Natural History, Complications and Prognosis
In amyloidosis, insoluble fibrils of amyloid are deposited in organs, causing organ dysfunction and eventually death. Patients with amyloidosis may eventually suffer from heart failure, nephrotic syndrome, hepatomegaly and peripheral neuropathy. In primary amyloidosis, the survival rate depends upon the type of organ involvement and the hematological response to treatment.
Diagnosis
Diagnostic Study of Choice
The diagnostic study of choice in amyloidosis is tissue biopsy of the affected organ. Congo Red staining will show apple green birefringence of the tissue sample under polarized light, and subtyping of light chains(for light chain amyloidosis) can be done via mass spectrometry. Bone marrow biopsy and organ-specific laboratory measurements are also important ancillary tests.
History and Symptoms
In amyloidosis, the range of symptoms depends on specific tissues and organs involved. Symptoms can be quite diverse.
Physical Examination
Common findings in amyloidosis include petechiae, ecchymosis, parotid gland enlargement, increased intraocular pressure, enlarged tongue, hepatomegaly, carpal tunnel syndrome, and Raynaud's phenomenon.
Laboratory Findings
Laboratory findings in amyloidosis include elevated erythrocyte sedimentation rate, increased BUN level, serum creatinine, protein, casts, or fat bodies in urine. Serum troponin, B-type natriuretic peptide, and beta-2-microglobulin are prognostic markers for heart failure. Amyloid deposits can be identified histologically by Congo red staining and viewing under polarized light where amyloid deposits produce a distinctive 'apple green birefringence'. Alternatively, thioflavin T stain may be used. An abdominal fat pad aspiration, rectal mucosa biopsy, or bone marrow biopsy can help confirm the diagnosis. They reveal positive findings in 80% patients.
Electrocardiogram
Electrocardiogram is particularly useful for cardiac amyloidosis. Findings on electrocardiogram include low voltage QRS complexes, left and right ventricular hypertrophy, left atrial abnormalities, pathological Q waves, and AV block.
Chest X-Ray
Chest x-ray findings in a case of amyloidosis include a coin lesion.
CT Scan
CT scan can be done to assess for amyloid deposition in particular organs. It can also be done to rule out other causes of organ dysfunction. However, MRI is more sensitive than CT in the diagnosis of amyloidosis.
MRI
MRI is commonly done to assess for amyloid deposition in particular organs.
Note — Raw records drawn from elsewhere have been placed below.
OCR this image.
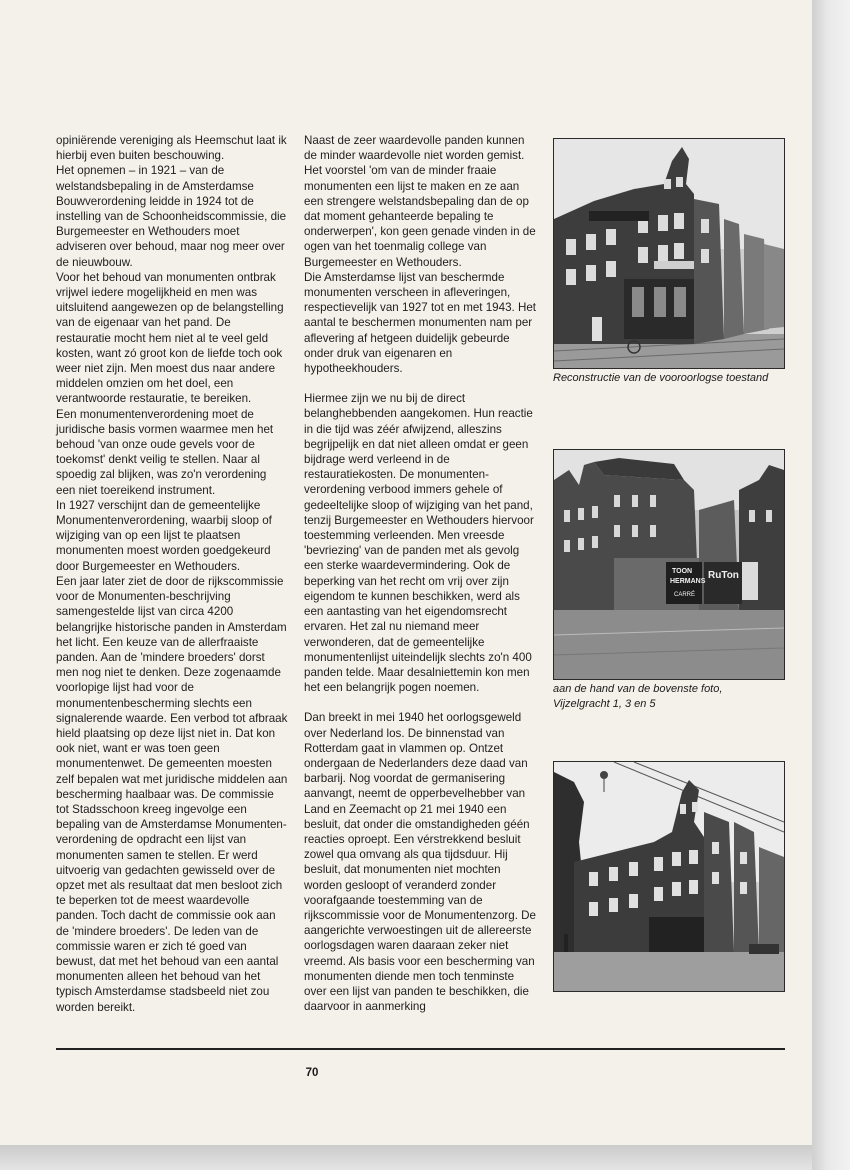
opiniërende vereniging als Heemschut laat ik hierbij even buiten beschouwing.

Het opnemen – in 1921 – van de welstandsbepaling in de Amsterdamse Bouwverordening leidde in 1924 tot de instelling van de Schoonheidscommissie, die Burgemeester en Wethouders moet adviseren over behoud, maar nog meer over de nieuwbouw.

Voor het behoud van monumenten ontbrak vrijwel iedere mogelijkheid en men was uitsluitend aangewezen op de belangstelling van de eigenaar van het pand. De restauratie mocht hem niet al te veel geld kosten, want zó groot kon de liefde toch ook weer niet zijn. Men moest dus naar andere middelen omzien om het doel, een verantwoorde restauratie, te bereiken.

Een monumentenverordening moet de juridische basis vormen waarmee men het behoud 'van onze oude gevels voor de toekomst' denkt veilig te stellen. Naar al spoedig zal blijken, was zo'n verordening een niet toereikend instrument.

In 1927 verschijnt dan de gemeentelijke Monumentenverordening, waarbij sloop of wijziging van op een lijst te plaatsen monumenten moest worden goedgekeurd door Burgemeester en Wethouders.

Een jaar later ziet de door de rijkscommissie voor de Monumenten-beschrijving samengestelde lijst van circa 4200 belangrijke historische panden in Amsterdam het licht. Een keuze van de allerfraaiste panden. Aan de 'mindere broeders' dorst men nog niet te denken. Deze zogenaamde voorlopige lijst had voor de monumentenbescherming slechts een signalerende waarde. Een verbod tot afbraak hield plaatsing op deze lijst niet in. Dat kon ook niet, want er was toen geen monumentenwet. De gemeenten moesten zelf bepalen wat met juridische middelen aan bescherming haalbaar was. De commissie tot Stadsschoon kreeg ingevolge een bepaling van de Amsterdamse Monumenten-verordening de opdracht een lijst van monumenten samen te stellen. Er werd uitvoerig van gedachten gewisseld over de opzet met als resultaat dat men besloot zich te beperken tot de meest waardevolle panden. Toch dacht de commissie ook aan de 'mindere broeders'. De leden van de commissie waren er zich té goed van bewust, dat met het behoud van een aantal monumenten alleen het behoud van het typisch Amsterdamse stadsbeeld niet zou worden bereikt.

Naast de zeer waardevolle panden kunnen de minder waardevolle niet worden gemist. Het voorstel 'om van de minder fraaie monumenten een lijst te maken en ze aan een strengere welstandsbepaling dan de op dat moment gehanteerde bepaling te onderwerpen', kon geen genade vinden in de ogen van het toenmalig college van Burgemeester en Wethouders.

Die Amsterdamse lijst van beschermde monumenten verscheen in afleveringen, respectievelijk van 1927 tot en met 1943. Het aantal te beschermen monumenten nam per aflevering af hetgeen duidelijk gebeurde onder druk van eigenaren en hypotheekhouders.

Hiermee zijn we nu bij de direct belanghebbenden aangekomen. Hun reactie in die tijd was zéér afwijzend, alleszins begrijpelijk en dat niet alleen omdat er geen bijdrage werd verleend in de restauratiekosten. De monumenten-verordening verbood immers gehele of gedeeltelijke sloop of wijziging van het pand, tenzij Burgemeester en Wethouders hiervoor toestemming verleenden. Men vreesde 'bevriezing' van de panden met als gevolg een sterke waardevermindering. Ook de beperking van het recht om vrij over zijn eigendom te kunnen beschikken, werd als een aantasting van het eigendomsrecht ervaren. Het zal nu niemand meer verwonderen, dat de gemeentelijke monumentenlijst uiteindelijk slechts zo'n 400 panden telde. Maar desalniettemin kon men het een belangrijk pogen noemen.

Dan breekt in mei 1940 het oorlogsgeweld over Nederland los. De binnenstad van Rotterdam gaat in vlammen op. Ontzet ondergaan de Nederlanders deze daad van barbarij. Nog voordat de germanisering aanvangt, neemt de opperbevelhebber van Land en Zeemacht op 21 mei 1940 een besluit, dat onder die omstandigheden géén reacties oproept. Een vérstrekkend besluit zowel qua omvang als qua tijdsduur. Hij besluit, dat monumenten niet mochten worden gesloopt of veranderd zonder voorafgaande toestemming van de rijkscommissie voor de Monumentenzorg. De aangerichte verwoestingen uit de allereerste oorlogsdagen waren daaraan zeker niet vreemd. Als basis voor een bescherming van monumenten diende men toch tenminste over een lijst van panden te beschikken, die daarvoor in aanmerking

Reconstructie van de vooroorlogse toestand
TOON
HERMANS
CARRÉ
RuTon
aan de hand van de bovenste foto,
Vijzelgracht 1, 3 en 5
70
It can also be done to rule out other causes of organ dysfunction. A cardiac MRI is used when an echocardiogram fails to differentiate amyloidosis from hypertrophic cardiomyopathy.
Echocardiography
Echocardiography is critical in the diagnosis of cardiac amyloidosis. Echocardiogram should be done at diagnosis and routinely thereafter to monitor response to therapy.
Other Imaging Findings
Tissue doppler echocardiography and myocardial strain rate imaging has been shown to be very sensitive for the assessment of myocardial dysfunction in restrictive cardiomyopathy. The developmend of serum amyloid P component (SAP) scans has given physicians the ability to specifically locate amyloid deposits.
Other Diagnostic Studies
A tissue biopsy or fat aspirate should be done to confirm the presence or type of amyloid protein which is involved in the pathogenesis of the disease.
Treatment
There is no treatment for primary amyloidosis. The initial target in the treatment of this disorder is to correct the organ failure, as the disease is discovered at an advanced stage.
Medical Therapy
There are few available treatments for primary amyloidosis. Since the disease is typically discovered at an advanced stage, the initial treatment is aimed at preventing further organ damage and correcting the effects of organ failure. The most commonly used regimen for AL amyloidosis is CyBorD, which consists of cyclophosphamide, bortezomib, and dexamethasone.
Surgery
Organ-specific transplant may need to be done, depending on the organ involved. However, surgery is not commonly done in patients with amyloidosis, since it is usually a systemic disease that requires treatment of the underlying cause.
Prevention
Primary Prevention
There is no role for primary prevention in amyloidosis.
Secondary Prevention
There is no role for secondary prevention in amyloidosis.